First, recognize the complexity of modern patient care and try to move family doctors out of solo practice and into team-based care.
Health authorities are offering family physicians contract-based employment, with a financial incentive to spend more time with older or sicker patients.
These contracts also offer an opportunity to work with allied professionals like nurse practitioners, social workers, psychologists and physiotherapists. The main requirement is that physicians who join this fee model must work in groups of at least three.
Second, for those physicians who don’t want a contract, develop more incentives to remain in practice.
Part of this revolves around the miserly fee increases granted family practitioners over the years.
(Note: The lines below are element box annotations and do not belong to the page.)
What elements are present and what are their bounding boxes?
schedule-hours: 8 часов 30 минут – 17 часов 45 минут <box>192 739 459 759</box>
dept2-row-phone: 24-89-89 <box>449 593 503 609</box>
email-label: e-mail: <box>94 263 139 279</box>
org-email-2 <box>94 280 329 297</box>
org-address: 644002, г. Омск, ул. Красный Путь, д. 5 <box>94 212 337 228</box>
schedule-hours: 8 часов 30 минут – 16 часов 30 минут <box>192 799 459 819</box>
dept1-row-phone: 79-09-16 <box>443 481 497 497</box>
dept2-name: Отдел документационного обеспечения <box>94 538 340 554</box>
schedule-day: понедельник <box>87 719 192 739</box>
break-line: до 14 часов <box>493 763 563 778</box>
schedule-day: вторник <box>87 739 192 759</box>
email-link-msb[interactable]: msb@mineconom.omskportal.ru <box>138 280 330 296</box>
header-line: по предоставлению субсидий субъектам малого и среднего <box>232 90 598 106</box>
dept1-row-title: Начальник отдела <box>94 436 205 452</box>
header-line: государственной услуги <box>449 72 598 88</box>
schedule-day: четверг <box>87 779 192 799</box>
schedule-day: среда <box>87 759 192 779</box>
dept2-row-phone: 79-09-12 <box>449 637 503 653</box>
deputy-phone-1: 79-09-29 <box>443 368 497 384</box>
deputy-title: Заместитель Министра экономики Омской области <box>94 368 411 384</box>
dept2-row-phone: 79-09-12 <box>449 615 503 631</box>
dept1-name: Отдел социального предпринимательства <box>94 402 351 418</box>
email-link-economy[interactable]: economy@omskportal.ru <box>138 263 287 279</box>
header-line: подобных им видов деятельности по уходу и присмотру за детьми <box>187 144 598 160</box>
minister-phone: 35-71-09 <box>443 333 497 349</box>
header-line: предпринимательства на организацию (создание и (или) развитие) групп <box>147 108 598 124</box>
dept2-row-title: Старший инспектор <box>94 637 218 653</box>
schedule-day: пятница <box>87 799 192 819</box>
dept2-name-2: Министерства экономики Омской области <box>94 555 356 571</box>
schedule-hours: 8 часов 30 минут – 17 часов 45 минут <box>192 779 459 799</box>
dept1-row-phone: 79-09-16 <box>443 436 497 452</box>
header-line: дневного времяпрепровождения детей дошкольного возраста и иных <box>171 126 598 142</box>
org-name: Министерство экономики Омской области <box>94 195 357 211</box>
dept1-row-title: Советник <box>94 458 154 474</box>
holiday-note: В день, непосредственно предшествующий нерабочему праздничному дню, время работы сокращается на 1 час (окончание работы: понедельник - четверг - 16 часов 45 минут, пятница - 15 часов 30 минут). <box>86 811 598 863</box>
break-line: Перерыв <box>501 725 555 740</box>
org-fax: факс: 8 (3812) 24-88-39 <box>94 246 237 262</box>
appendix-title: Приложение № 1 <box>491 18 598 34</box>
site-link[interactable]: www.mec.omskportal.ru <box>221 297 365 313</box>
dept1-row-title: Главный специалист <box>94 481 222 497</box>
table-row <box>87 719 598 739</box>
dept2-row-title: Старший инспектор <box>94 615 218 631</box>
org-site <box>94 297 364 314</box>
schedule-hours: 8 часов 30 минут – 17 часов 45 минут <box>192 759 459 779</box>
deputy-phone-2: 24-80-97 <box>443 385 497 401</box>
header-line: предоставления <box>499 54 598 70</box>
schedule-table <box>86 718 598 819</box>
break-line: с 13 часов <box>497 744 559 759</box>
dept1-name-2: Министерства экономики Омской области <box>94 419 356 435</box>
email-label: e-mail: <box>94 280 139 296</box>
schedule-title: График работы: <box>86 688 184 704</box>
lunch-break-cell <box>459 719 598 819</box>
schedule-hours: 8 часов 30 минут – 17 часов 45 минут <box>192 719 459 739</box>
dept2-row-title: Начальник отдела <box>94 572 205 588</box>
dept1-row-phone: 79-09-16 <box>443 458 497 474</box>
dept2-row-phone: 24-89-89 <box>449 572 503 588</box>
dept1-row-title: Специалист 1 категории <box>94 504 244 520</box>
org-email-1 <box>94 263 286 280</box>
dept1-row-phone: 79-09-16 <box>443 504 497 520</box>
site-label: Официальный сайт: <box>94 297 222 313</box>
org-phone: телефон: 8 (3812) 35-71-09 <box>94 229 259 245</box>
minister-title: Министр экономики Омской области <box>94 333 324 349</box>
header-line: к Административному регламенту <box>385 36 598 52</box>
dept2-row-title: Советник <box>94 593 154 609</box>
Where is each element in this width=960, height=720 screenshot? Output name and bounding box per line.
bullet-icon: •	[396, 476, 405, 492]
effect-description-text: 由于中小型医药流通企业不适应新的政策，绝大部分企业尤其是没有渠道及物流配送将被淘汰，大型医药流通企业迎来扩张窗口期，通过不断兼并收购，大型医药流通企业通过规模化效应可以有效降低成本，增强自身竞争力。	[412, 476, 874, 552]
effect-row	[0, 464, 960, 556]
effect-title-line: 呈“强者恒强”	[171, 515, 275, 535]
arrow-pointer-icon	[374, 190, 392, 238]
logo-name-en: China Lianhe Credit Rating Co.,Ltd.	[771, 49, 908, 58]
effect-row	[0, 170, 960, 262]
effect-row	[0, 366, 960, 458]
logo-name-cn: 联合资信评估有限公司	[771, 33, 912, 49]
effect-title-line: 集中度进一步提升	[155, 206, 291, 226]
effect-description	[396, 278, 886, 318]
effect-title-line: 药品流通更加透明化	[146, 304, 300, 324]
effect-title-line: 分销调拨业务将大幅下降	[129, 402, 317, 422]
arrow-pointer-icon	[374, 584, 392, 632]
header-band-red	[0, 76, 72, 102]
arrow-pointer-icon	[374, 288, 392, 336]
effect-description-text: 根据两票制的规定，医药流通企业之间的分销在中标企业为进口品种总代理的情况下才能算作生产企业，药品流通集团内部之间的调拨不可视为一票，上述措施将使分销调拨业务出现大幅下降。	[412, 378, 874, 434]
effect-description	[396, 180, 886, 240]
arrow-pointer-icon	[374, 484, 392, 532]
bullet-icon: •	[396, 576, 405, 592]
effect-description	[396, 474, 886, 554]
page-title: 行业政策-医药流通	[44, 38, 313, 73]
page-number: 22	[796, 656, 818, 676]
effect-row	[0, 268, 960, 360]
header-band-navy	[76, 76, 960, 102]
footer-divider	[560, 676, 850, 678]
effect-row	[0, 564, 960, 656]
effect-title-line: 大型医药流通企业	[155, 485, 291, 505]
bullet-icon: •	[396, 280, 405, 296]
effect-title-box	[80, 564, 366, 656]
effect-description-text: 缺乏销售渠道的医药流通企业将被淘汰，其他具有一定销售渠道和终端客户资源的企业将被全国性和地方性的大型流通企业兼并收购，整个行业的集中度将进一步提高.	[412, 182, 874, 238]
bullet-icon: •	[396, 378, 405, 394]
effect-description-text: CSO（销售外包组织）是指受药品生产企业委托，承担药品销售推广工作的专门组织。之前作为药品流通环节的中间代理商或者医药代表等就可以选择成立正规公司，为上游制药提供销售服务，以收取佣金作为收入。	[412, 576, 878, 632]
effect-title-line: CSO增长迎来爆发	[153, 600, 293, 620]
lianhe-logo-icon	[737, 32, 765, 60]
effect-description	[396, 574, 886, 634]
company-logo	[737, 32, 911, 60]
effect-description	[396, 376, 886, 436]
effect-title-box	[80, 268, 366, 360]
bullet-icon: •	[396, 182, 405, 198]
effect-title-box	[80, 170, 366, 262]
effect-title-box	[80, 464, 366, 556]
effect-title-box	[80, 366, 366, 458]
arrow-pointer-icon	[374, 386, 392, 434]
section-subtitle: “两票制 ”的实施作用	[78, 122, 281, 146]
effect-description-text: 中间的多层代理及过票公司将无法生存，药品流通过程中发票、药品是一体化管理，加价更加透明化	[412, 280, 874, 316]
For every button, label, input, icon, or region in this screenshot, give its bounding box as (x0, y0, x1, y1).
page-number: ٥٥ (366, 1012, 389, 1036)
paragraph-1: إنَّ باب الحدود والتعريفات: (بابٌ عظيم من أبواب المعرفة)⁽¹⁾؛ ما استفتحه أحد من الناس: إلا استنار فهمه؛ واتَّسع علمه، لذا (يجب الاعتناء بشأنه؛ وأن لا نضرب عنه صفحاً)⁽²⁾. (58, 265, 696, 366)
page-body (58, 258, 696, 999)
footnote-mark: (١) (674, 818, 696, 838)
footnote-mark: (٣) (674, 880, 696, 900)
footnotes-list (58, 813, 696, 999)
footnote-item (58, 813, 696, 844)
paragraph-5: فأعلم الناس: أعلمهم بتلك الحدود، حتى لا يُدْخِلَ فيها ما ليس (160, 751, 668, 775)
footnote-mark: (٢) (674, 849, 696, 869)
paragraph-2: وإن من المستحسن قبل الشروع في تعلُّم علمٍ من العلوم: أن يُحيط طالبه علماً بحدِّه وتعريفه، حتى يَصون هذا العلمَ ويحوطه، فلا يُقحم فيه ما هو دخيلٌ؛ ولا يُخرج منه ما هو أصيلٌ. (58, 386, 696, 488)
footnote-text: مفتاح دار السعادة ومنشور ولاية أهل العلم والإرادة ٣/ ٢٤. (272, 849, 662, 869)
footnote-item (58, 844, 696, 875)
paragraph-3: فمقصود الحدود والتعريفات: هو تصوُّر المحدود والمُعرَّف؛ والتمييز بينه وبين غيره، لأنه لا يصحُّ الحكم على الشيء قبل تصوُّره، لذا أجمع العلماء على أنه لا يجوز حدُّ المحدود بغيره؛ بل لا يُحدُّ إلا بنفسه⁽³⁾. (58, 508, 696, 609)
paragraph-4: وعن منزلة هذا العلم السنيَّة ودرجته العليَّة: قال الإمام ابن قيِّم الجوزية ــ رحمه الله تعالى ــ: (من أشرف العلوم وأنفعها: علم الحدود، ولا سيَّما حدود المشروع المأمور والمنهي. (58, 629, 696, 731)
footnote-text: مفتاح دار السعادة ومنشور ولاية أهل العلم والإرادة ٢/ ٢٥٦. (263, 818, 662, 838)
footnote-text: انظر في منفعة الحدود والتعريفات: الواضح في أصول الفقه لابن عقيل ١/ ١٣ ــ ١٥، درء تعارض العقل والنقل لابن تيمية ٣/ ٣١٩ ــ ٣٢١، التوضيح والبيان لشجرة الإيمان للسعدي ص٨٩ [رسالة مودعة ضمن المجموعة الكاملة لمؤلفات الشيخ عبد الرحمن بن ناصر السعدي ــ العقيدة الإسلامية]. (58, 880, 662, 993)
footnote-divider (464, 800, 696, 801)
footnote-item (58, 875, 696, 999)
Two examples: The fee for a standard office visit was $30.64 five years ago. Today it is $31.62, an increase of just 3%.
In 2006, under pressure to offer incentives for chronic disease management, the government introduced a new fee. But the amount set remains largely unchanged today.
There is also the issue of pay equity. An ophthalmologist can bill $1 million a year. Most family doctors are held to about a quarter of that.
One option here would be to bring the earnings of family physicians more in line with other clinical fields.
Then use the information we already have to identify the most pressing primary care needs and set up clinics to address them.
B.C. already has cystic fibrosis clinics. Why not contraceptive clinics or migraine clinics for patients who do not have a family physician?
Give pharmacists authority to renew routine prescriptions like contraceptive pills or asthma inhalers, or prescribe selected medications.
And remove the requirement that physicians may only write prescriptions lasting three months at a time.
It would help if the Ministry of Health laid out a comprehensive plan.
And lastly, we need the legislature to bend its collective mind to enacting these reforms.
If real improvements are to be made, everyone involved must be willing to give up long-cherished routines and face the need for real change.